With Nevada experiencing extraordinary population growth, the DOT’s budget priority was expanding system capacity with new construction, while maintenance for 13,000 miles of existing pavement was given a lower priority. As a result, the state was spending too little on maintenance and too much on expensive rehabilitation and rebuilding.

Bemanian, now a pavement design and lifecycle cost specialist at Parsons Transportation Group, wanted to create a system for managing Nevada’s highway assets the way a business manager like Warren Buffett would. She and NDOT Materials Division staff ended up with a system very similar to the one Hillsborough County would develop years later.
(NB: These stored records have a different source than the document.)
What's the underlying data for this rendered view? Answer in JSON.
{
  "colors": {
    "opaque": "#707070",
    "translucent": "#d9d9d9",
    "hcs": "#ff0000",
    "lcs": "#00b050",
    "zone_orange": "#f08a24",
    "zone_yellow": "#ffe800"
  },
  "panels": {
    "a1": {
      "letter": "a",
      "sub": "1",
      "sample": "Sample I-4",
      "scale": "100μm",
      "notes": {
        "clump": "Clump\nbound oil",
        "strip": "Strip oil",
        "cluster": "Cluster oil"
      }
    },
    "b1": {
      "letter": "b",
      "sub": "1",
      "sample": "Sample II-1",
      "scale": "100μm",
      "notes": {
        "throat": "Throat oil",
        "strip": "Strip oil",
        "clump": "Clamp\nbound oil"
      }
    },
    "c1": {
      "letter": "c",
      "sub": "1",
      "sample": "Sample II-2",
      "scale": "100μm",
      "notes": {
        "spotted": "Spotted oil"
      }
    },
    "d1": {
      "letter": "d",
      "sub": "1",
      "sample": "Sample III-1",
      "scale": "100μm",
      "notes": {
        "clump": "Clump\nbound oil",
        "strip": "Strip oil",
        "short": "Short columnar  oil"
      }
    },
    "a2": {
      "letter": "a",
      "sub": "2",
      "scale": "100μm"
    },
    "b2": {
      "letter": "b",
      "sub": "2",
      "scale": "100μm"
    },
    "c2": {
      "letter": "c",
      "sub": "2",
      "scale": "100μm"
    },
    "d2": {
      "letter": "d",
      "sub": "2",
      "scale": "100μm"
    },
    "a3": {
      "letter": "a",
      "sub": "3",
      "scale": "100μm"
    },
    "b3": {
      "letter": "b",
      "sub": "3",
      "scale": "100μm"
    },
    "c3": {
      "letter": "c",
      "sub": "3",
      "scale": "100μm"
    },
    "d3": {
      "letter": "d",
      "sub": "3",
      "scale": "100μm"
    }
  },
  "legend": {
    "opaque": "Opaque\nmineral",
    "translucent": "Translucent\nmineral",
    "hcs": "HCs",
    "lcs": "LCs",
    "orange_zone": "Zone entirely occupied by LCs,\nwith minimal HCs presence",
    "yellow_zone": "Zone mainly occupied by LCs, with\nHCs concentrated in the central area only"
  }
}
NDOT’s Materials Division staff developed a database that included the inventory of the entire system and established basic performance models for each highway classification and treatment.

The performance models show that a timely intervention is cheaper than waiting to act until a pavement descends into rebuild condition.

In a paper published in a 2005 edition of Transportation Research Record: Journal of the Transportation Research Board, Bemanian et. al. wrote, “The rehabilitation cost for a 10-mile section of Interstate will cost $4 million at the optimum time for treatment versus $10 million at the failure point (2 to 3 years between optimum and failure points) for a cost difference of $6 million.”

Substantiated by NDOT’s own data, this and many other examples of the economic importance of timely preventive maintenance convinced the DOT to give budget priority to maintenance, and to the concept of managing the system proactively rather than reactively.

System management for NDOT means prioritizing the heaviest used roads in times of financial duress, just like it does for Hillsborough County and any other sophisticated pavement management agency. Again, Bemanian’s cost metrics:

“The rehabilitation cost for a 10-mile section on a lower-volume road is $1.3 million at the optimum time and $2.5 million at the failure point (4 to 6 years between optimum and failure points) for a cost difference of $1.2 million. Therefore, the Interstate project has the highest financial consequences if work is not performed earlier rather than later.”

This strategy is being widely applied across the country. In Illinois, IDOT’s Division 1 encompasses the greater Chicago metropolitan area and some of the country’s heaviest travelled Interstates. Program development manager John Fortmann told Better Roads that the Division has always had enough state funds to get their full federal match, and that they strive to keep 90 percent of their Interstate pavement in good/excellent condition by putting most of the budget in prevention.

Division 1 has been helped by the state’s multi-year road/bridge program, a recent investment that followed several years of state-wide underinvestment in roads and bridges.

While Division 1 has enjoyed funding priority to avoid the negative consequences of late intervention on such heavily travelled roads, there has been limited funding for other system needs, such as capacity expansion, modernization, or rebuilding the roadway system.

That is the other reality of today’s sophisticated pavement management systems: while they stretch the tax dollar further than ever before, if the state or city or county fails to provide sufficient funds, the management system can’t save pavements – it can only chronicle the demise.